Washington — The Supreme Court on Monday kicked back to the lower courts a bid by religious organizations in New York who challenged a state regulation requiring employer health insurance plans to cover abortions.

In a brief order, the high court tossed out a state court ruling upholding the rule and sent the case back to the lower courts for further consideration in light of its decision in a religious freedom case involving Catholic Social Services, a foster care agency, last term. Justices Clarence Thomas, Samuel Alito and Neil Gorsuch said they would have heard the charities' appeal.

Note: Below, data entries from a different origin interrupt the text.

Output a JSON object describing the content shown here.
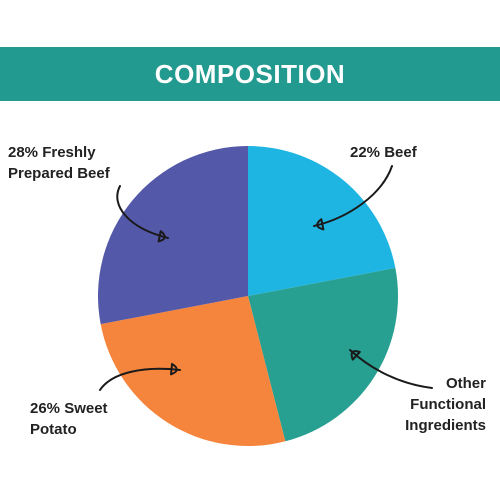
{
  "title": "COMPOSITION",
  "colors": {
    "banner": "#239a8f",
    "arrow": "#1a1a1a"
  },
  "chart_data": {
    "type": "pie",
    "title": "COMPOSITION",
    "slices": [
      {
        "label_lines": [
          "22% Beef"
        ],
        "value": 22,
        "color": "#1fb5e3"
      },
      {
        "label_lines": [
          "Other",
          "Functional",
          "Ingredients"
        ],
        "value": 24,
        "color": "#279f91"
      },
      {
        "label_lines": [
          "26% Sweet",
          "Potato"
        ],
        "value": 26,
        "color": "#f5843c"
      },
      {
        "label_lines": [
          "28% Freshly",
          "Prepared Beef"
        ],
        "value": 28,
        "color": "#5458a8"
      }
    ]
  }
}
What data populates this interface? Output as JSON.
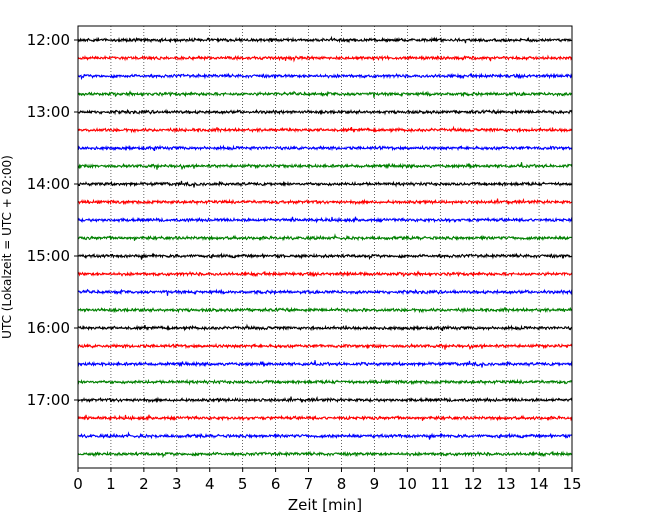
{
  "chart_data": {
    "type": "line",
    "subtype": "helicorder",
    "xlabel": "Zeit  [min]",
    "ylabel": "UTC (Lokalzeit = UTC + 02:00)",
    "xlim": [
      0,
      15
    ],
    "x_ticks": [
      "0",
      "1",
      "2",
      "3",
      "4",
      "5",
      "6",
      "7",
      "8",
      "9",
      "10",
      "11",
      "12",
      "13",
      "14",
      "15"
    ],
    "y_ticks": [
      "12:00",
      "13:00",
      "14:00",
      "15:00",
      "16:00",
      "17:00"
    ],
    "trace_interval_min": 15,
    "trace_start_times": [
      "12:00",
      "12:15",
      "12:30",
      "12:45",
      "13:00",
      "13:15",
      "13:30",
      "13:45",
      "14:00",
      "14:15",
      "14:30",
      "14:45",
      "15:00",
      "15:15",
      "15:30",
      "15:45",
      "16:00",
      "16:15",
      "16:30",
      "16:45",
      "17:00",
      "17:15",
      "17:30",
      "17:45"
    ],
    "trace_color_cycle": [
      "#000000",
      "#ff0000",
      "#0000ff",
      "#008000"
    ],
    "grid": "vertical dotted at each minute",
    "series_description": "low-amplitude seismic noise, no major events"
  }
}
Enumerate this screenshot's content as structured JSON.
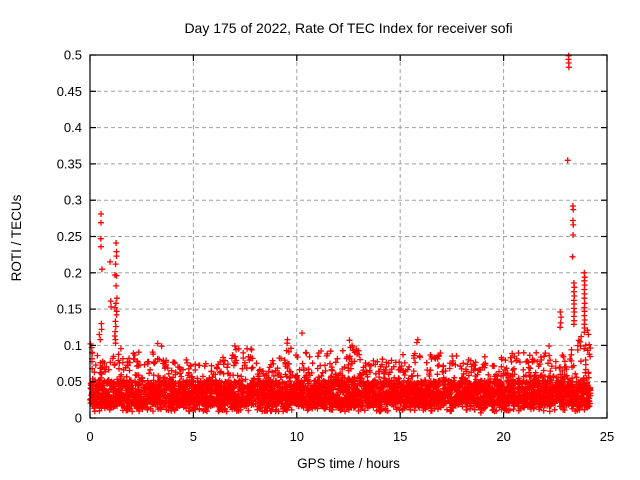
{
  "chart_data": {
    "type": "scatter",
    "title": "Day 175 of 2022, Rate Of TEC Index for receiver sofi",
    "xlabel": "GPS time / hours",
    "ylabel": "ROTI / TECUs",
    "series_name": "ROTI",
    "xlim": [
      0,
      25
    ],
    "ylim": [
      0,
      0.5
    ],
    "xtick_values": [
      0,
      5,
      10,
      15,
      20,
      25
    ],
    "xtick_labels": [
      "0",
      "5",
      "10",
      "15",
      "20",
      "25"
    ],
    "ytick_values": [
      0,
      0.05,
      0.1,
      0.15,
      0.2,
      0.25,
      0.3,
      0.35,
      0.4,
      0.45,
      0.5
    ],
    "ytick_labels": [
      "0",
      "0.05",
      "0.1",
      "0.15",
      "0.2",
      "0.25",
      "0.3",
      "0.35",
      "0.4",
      "0.45",
      "0.5"
    ],
    "grid": true,
    "grid_style": "dashed",
    "grid_color": "#a0a0a0",
    "legend": "none",
    "marker": "plus",
    "marker_color": "#ff0000",
    "axis_color": "#000000",
    "background_color": "#ffffff",
    "dense_band": {
      "description": "dense noise band of + markers covering all 24 hours, solid core approx 0.02-0.06 TECUs with ragged peaks given by top_envelope",
      "x_start": 0,
      "x_step": 0.25,
      "x_end": 24.2,
      "y_base": 0.016,
      "y_low_tail": 0.009,
      "points_per_bin": 48,
      "top_envelope": [
        0.105,
        0.1,
        0.095,
        0.085,
        0.09,
        0.1,
        0.09,
        0.085,
        0.09,
        0.095,
        0.085,
        0.08,
        0.095,
        0.105,
        0.09,
        0.08,
        0.09,
        0.085,
        0.08,
        0.075,
        0.08,
        0.075,
        0.08,
        0.075,
        0.08,
        0.085,
        0.08,
        0.09,
        0.1,
        0.095,
        0.105,
        0.1,
        0.085,
        0.08,
        0.075,
        0.08,
        0.085,
        0.08,
        0.105,
        0.095,
        0.085,
        0.095,
        0.09,
        0.085,
        0.095,
        0.09,
        0.095,
        0.085,
        0.1,
        0.09,
        0.105,
        0.095,
        0.09,
        0.085,
        0.08,
        0.085,
        0.09,
        0.085,
        0.08,
        0.085,
        0.09,
        0.085,
        0.095,
        0.105,
        0.1,
        0.09,
        0.085,
        0.09,
        0.085,
        0.08,
        0.09,
        0.085,
        0.08,
        0.085,
        0.08,
        0.085,
        0.09,
        0.085,
        0.08,
        0.085,
        0.08,
        0.09,
        0.095,
        0.09,
        0.085,
        0.09,
        0.095,
        0.09,
        0.1,
        0.09,
        0.085,
        0.095,
        0.09,
        0.1,
        0.11,
        0.115,
        0.12
      ]
    },
    "outliers": [
      [
        0.02,
        0.102
      ],
      [
        0.08,
        0.097
      ],
      [
        0.45,
        0.115
      ],
      [
        0.5,
        0.108
      ],
      [
        0.53,
        0.281
      ],
      [
        0.53,
        0.269
      ],
      [
        0.52,
        0.247
      ],
      [
        0.53,
        0.236
      ],
      [
        0.58,
        0.205
      ],
      [
        0.55,
        0.13
      ],
      [
        0.56,
        0.122
      ],
      [
        0.97,
        0.215
      ],
      [
        1.0,
        0.161
      ],
      [
        1.02,
        0.153
      ],
      [
        1.26,
        0.241
      ],
      [
        1.28,
        0.229
      ],
      [
        1.28,
        0.223
      ],
      [
        1.24,
        0.212
      ],
      [
        1.21,
        0.197
      ],
      [
        1.28,
        0.196
      ],
      [
        1.26,
        0.182
      ],
      [
        1.3,
        0.165
      ],
      [
        1.25,
        0.158
      ],
      [
        1.21,
        0.152
      ],
      [
        1.29,
        0.147
      ],
      [
        1.28,
        0.142
      ],
      [
        1.23,
        0.133
      ],
      [
        1.25,
        0.126
      ],
      [
        1.22,
        0.119
      ],
      [
        1.2,
        0.113
      ],
      [
        1.23,
        0.108
      ],
      [
        1.24,
        0.103
      ],
      [
        9.55,
        0.108
      ],
      [
        10.25,
        0.117
      ],
      [
        12.55,
        0.107
      ],
      [
        15.85,
        0.108
      ],
      [
        18.9,
        0.007
      ],
      [
        22.74,
        0.146
      ],
      [
        22.78,
        0.139
      ],
      [
        22.76,
        0.131
      ],
      [
        22.73,
        0.125
      ],
      [
        23.15,
        0.499
      ],
      [
        23.14,
        0.494
      ],
      [
        23.15,
        0.489
      ],
      [
        23.16,
        0.483
      ],
      [
        23.1,
        0.355
      ],
      [
        23.35,
        0.292
      ],
      [
        23.37,
        0.287
      ],
      [
        23.35,
        0.272
      ],
      [
        23.37,
        0.266
      ],
      [
        23.36,
        0.252
      ],
      [
        23.33,
        0.222
      ],
      [
        23.4,
        0.186
      ],
      [
        23.42,
        0.18
      ],
      [
        23.4,
        0.174
      ],
      [
        23.42,
        0.168
      ],
      [
        23.4,
        0.162
      ],
      [
        23.41,
        0.157
      ],
      [
        23.4,
        0.151
      ],
      [
        23.42,
        0.146
      ],
      [
        23.4,
        0.14
      ],
      [
        23.41,
        0.134
      ],
      [
        23.4,
        0.129
      ],
      [
        23.9,
        0.2
      ],
      [
        23.92,
        0.194
      ],
      [
        23.9,
        0.189
      ],
      [
        23.92,
        0.183
      ],
      [
        23.9,
        0.177
      ],
      [
        23.91,
        0.171
      ],
      [
        23.9,
        0.165
      ],
      [
        23.92,
        0.158
      ],
      [
        23.9,
        0.152
      ],
      [
        23.91,
        0.147
      ],
      [
        23.9,
        0.141
      ],
      [
        23.92,
        0.135
      ],
      [
        23.9,
        0.129
      ],
      [
        23.91,
        0.124
      ],
      [
        23.9,
        0.118
      ],
      [
        24.05,
        0.121
      ],
      [
        24.1,
        0.115
      ]
    ]
  }
}
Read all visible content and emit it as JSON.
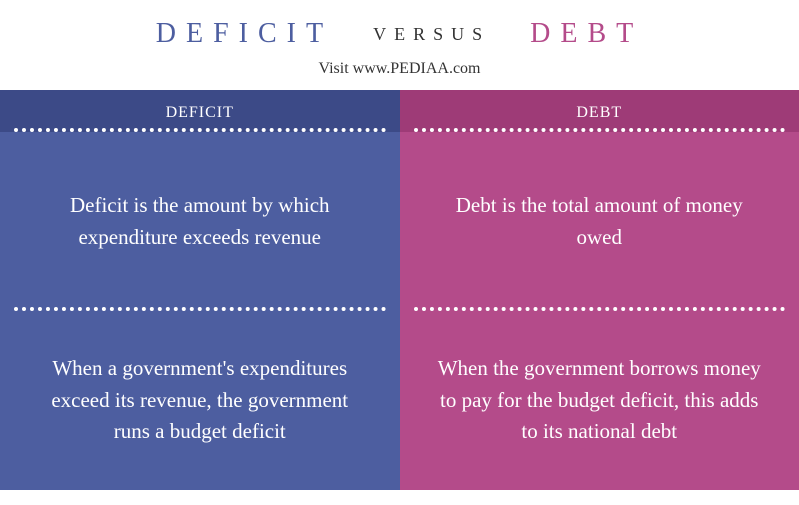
{
  "header": {
    "left_word": "DEFICIT",
    "center_word": "VERSUS",
    "right_word": "DEBT",
    "subtitle": "Visit www.PEDIAA.com",
    "left_color": "#4d5ea0",
    "right_color": "#b44b8a"
  },
  "left_column": {
    "bg_color": "#4d5ea0",
    "header": "DEFICIT",
    "header_bg": "#3c4a87",
    "cells": [
      "Deficit is the amount by which expenditure exceeds revenue",
      "When a government's expenditures exceed its revenue, the government runs a budget deficit"
    ]
  },
  "right_column": {
    "bg_color": "#b44b8a",
    "header": "DEBT",
    "header_bg": "#9e3b77",
    "cells": [
      "Debt is the total amount of money owed",
      "When the government borrows money to pay for the budget deficit, this adds to its national debt"
    ]
  }
}
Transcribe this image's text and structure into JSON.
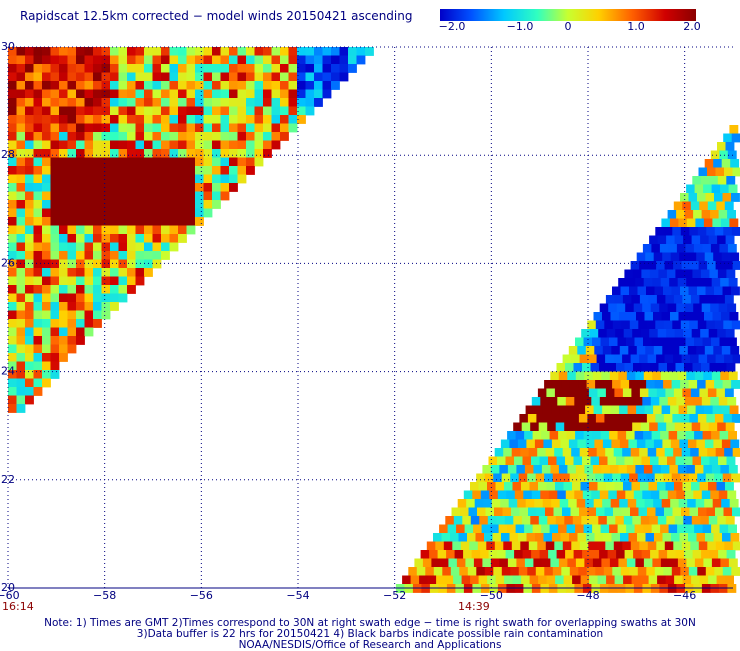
{
  "title": "Rapidscat 12.5km corrected − model winds 20150421 ascending",
  "colorbar": {
    "labels": [
      "−2.0",
      "−1.0",
      "0",
      "1.0",
      "2.0"
    ],
    "values": [
      -2.0,
      -1.0,
      0,
      1.0,
      2.0
    ],
    "colors": [
      "#0000c8",
      "#0050ff",
      "#00c8ff",
      "#30ffc0",
      "#c8ff30",
      "#ffd000",
      "#ff6000",
      "#d00000",
      "#8b0000"
    ]
  },
  "map": {
    "lon_range": [
      -60,
      -45
    ],
    "lat_range": [
      20,
      30
    ],
    "x_ticks": [
      {
        "value": -60,
        "label": "−60"
      },
      {
        "value": -58,
        "label": "−58"
      },
      {
        "value": -56,
        "label": "−56"
      },
      {
        "value": -54,
        "label": "−54"
      },
      {
        "value": -52,
        "label": "−52"
      },
      {
        "value": -50,
        "label": "−50"
      },
      {
        "value": -48,
        "label": "−48"
      },
      {
        "value": -46,
        "label": "−46"
      }
    ],
    "y_ticks": [
      {
        "value": 30,
        "label": "30"
      },
      {
        "value": 28,
        "label": "28"
      },
      {
        "value": 26,
        "label": "26"
      },
      {
        "value": 24,
        "label": "24"
      },
      {
        "value": 22,
        "label": "22"
      },
      {
        "value": 20,
        "label": "20"
      }
    ]
  },
  "swath_times": [
    {
      "label": "16:14",
      "lon": -60
    },
    {
      "label": "14:39",
      "lon": -50.7
    }
  ],
  "notes": [
    "Note: 1) Times are GMT 2)Times correspond to 30N at right swath edge − time is right swath for overlapping swaths at 30N",
    "3)Data buffer is 22 hrs for 20150421 4) Black barbs indicate possible rain contamination",
    "NOAA/NESDIS/Office of Research and Applications"
  ]
}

The dispute was brought by a number of religious organizations, led by the Roman Catholic Diocese of Albany, against the state of New York over the 2017 regulation that mandates group health insurance plans cover abortions that are “medically necessary,” which includes at least abortions in cases of rape, incest or fetal malformation. While the rule provides an exemption for certain religious organizations, those that serve a broader mission, such as serving the poor, are required to adhere to the mandate.

The organizations filed suit in New York state court to block the abortion mandate, arguing it forces them to violate the First Amendment and state laws. But the state's top court upheld the regulation, finding it is a “neutral and generally applicable” law under Supreme Court precedent.

“It cannot be that the Constitution allows New York yo require religious groups to participate in a practice so fundamentally in conflict with their religious beliefs,” the religious groups told the Supreme Court in a filing.